Um relatório do Conselho Nacional de Justiça fechado com dados dos primeiros 20 dias das audiências na Capital aponta que nesse período, 12% (31 casos) dos 243 autuados em flagrante que chegaram ao plantão do Fórum reclamaram de maus-tratos por parte dos policiais.
Eles foram encaminhados, com os vídeos das audiências, ao Ministério Público e à Corregedoria da BM para que sejam apurados. O volume médio diário de casos relatados é o mesmo de São Paulo, onde as audiências de custódia tiveram início em fevereiro.
Quando o juiz percebe que as lesões não correspondem ao relatado no exame de corpo de delito o caso é levado adiante.
— É um número bem elevado, mas não pode ser considerado conclusivo. O uso da força em muitos casos é necessário e, em boa parte dos casos em que encaminhamos as informações para serem melhor investigadas, isso não anula a prisão em flagrante. Muitos desses presos relatam as agressões, mas já foram medicados e o que motivou a prisão se configura — aponta o juiz Vanderlei de Olindo.
Casos de agressão ganham novo olhar
A criação das audiências de custódia já é vista como um marco pela Defensoria Pública. Segundo o núcleo de Direitos Humanos do órgão, os relatos de violência policial no momento das prisões é uma realidade que já era observada nos flagrantes. O que mudou agora foi o olhar.
Sem as audiências de custódia imediatas — até 24 horas depois da prisão —, o juiz plantonista confirmava ou não os flagrantes baseado unicamente nos relatórios policiais. Ele só teria contato com o preso na primeira audiência de instrução, que poderia levar meses. Casos de agressão escapavam dessa percepção.
— Com o magistrado tendo a oportunidade de analisar o preso e as condições em que ele foi conduzido, o caso ganha celeridade e credibilidade. Acredito que até mesmo a conduta policial tende a melhorar com esse procedimento — afirma a coordenadora do núcleo de defesa criminal da Defensoria, Carolina Zago.
Aumentam os enfrentamentos
Entre os relatos de agressões, pelo menos um elemento chama a atenção do juiz Vanderlei de Olindo. Quase sempre, os agredidos colecionam outros antecedentes.
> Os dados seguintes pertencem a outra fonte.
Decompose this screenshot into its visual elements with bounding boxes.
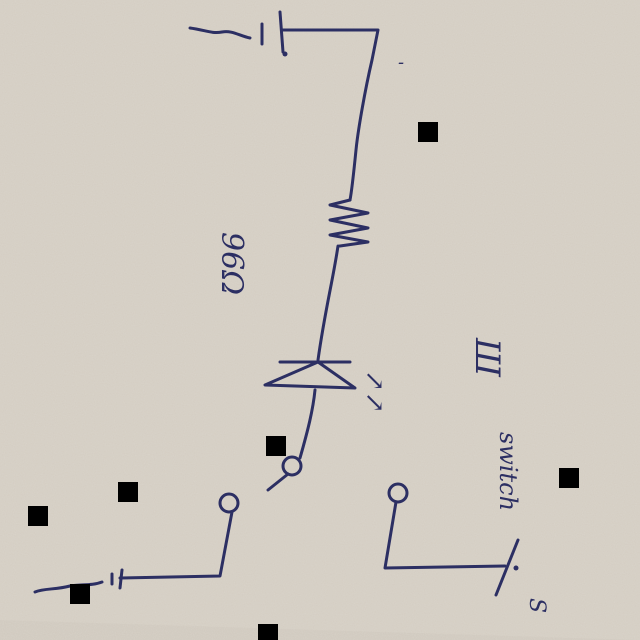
top-terminal-sign: - (398, 52, 404, 73)
resistor-value-label: 96Ω (214, 232, 249, 295)
right-branch (383, 482, 520, 597)
diode-label: Ш (467, 337, 507, 378)
switch-label: switch (494, 432, 522, 511)
occlusion-squares (28, 122, 579, 640)
diode-light-marker: ↗↗ (359, 370, 389, 414)
wire-top (281, 28, 380, 202)
led-diode (263, 360, 357, 390)
wire-middle (316, 244, 340, 362)
switch-terminal-sign: S (524, 598, 549, 613)
resistor (328, 198, 370, 248)
switch (218, 455, 303, 514)
top-battery (188, 10, 288, 57)
wire-lower (298, 388, 317, 460)
wire-bottom-left (118, 510, 234, 580)
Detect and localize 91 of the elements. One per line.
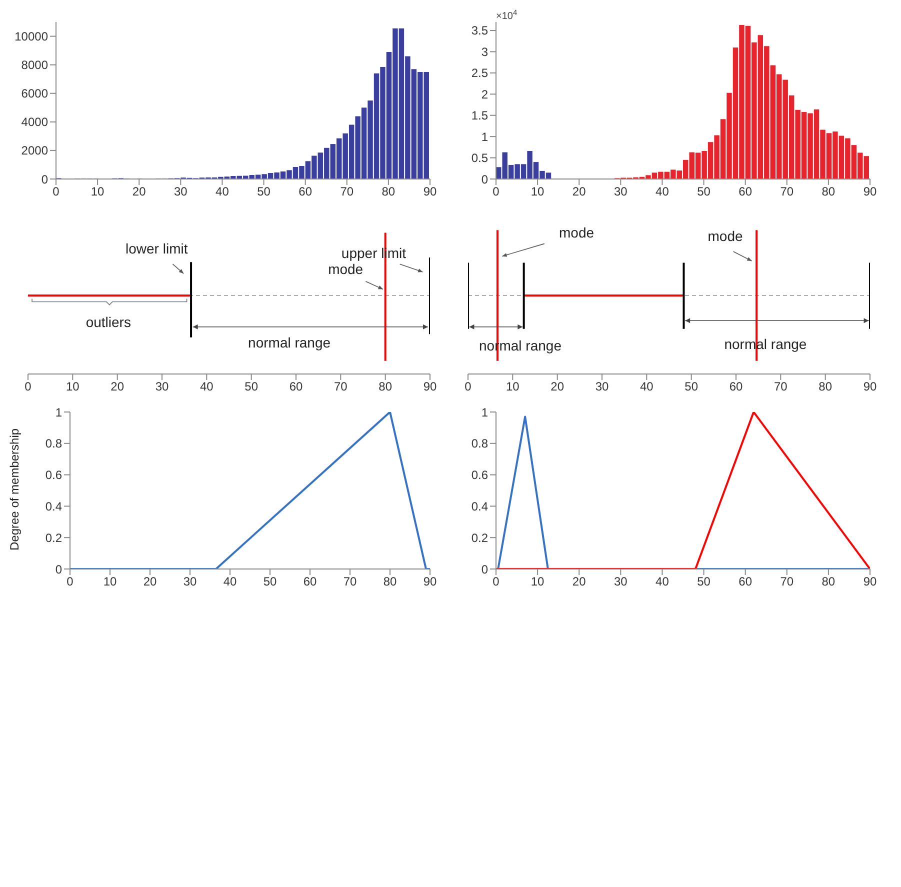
x-tick-label: 80: [822, 574, 836, 589]
annotation: outliers: [86, 314, 131, 330]
x-tick-label: 30: [174, 184, 188, 199]
annotation: normal range: [248, 334, 331, 351]
y-tick-label: 2000: [21, 144, 48, 158]
x-tick-label: 70: [774, 380, 788, 394]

— Raramente um primário relata ter sido agredido. Não diria que isso é decisivo para determinar a veracidade de uma agressão, mas é sintomático que alguém, já tendo sido preso, resista a uma nova detenção — avalia o magistrado.
Mesma observação faz o corregedor da Brigada, tenente-coronel Jéferson Jaques.
— Não creio que tenha aumentado a violência do policiamento nas ruas, mas a resistência dos suspeitos aumentou.
Quando uma denúncia chega à corregedoria, o primeiro passo, segundo o oficial, é verificar se o caso é compatível com a realidade. Depois, instala-se um inquérito policial militar.
— Em casos com comprovação de tortura vai para a Justiça comum — explica o corregedor.
As audiências de custódia
- No primeiro mês, 382 autuados em flagrante foram apresentados à Justiça.
- 105 desses presos foram liberados sem a necessidade da audiência de custódia.
- 277 passaram por audiências de custódia e 39 deles receberam alvarás
de soltura.
- Até o dia 19 de agosto, quando 159 presos haviam passado por audiências, 31 registraram possíveis agressões policiais.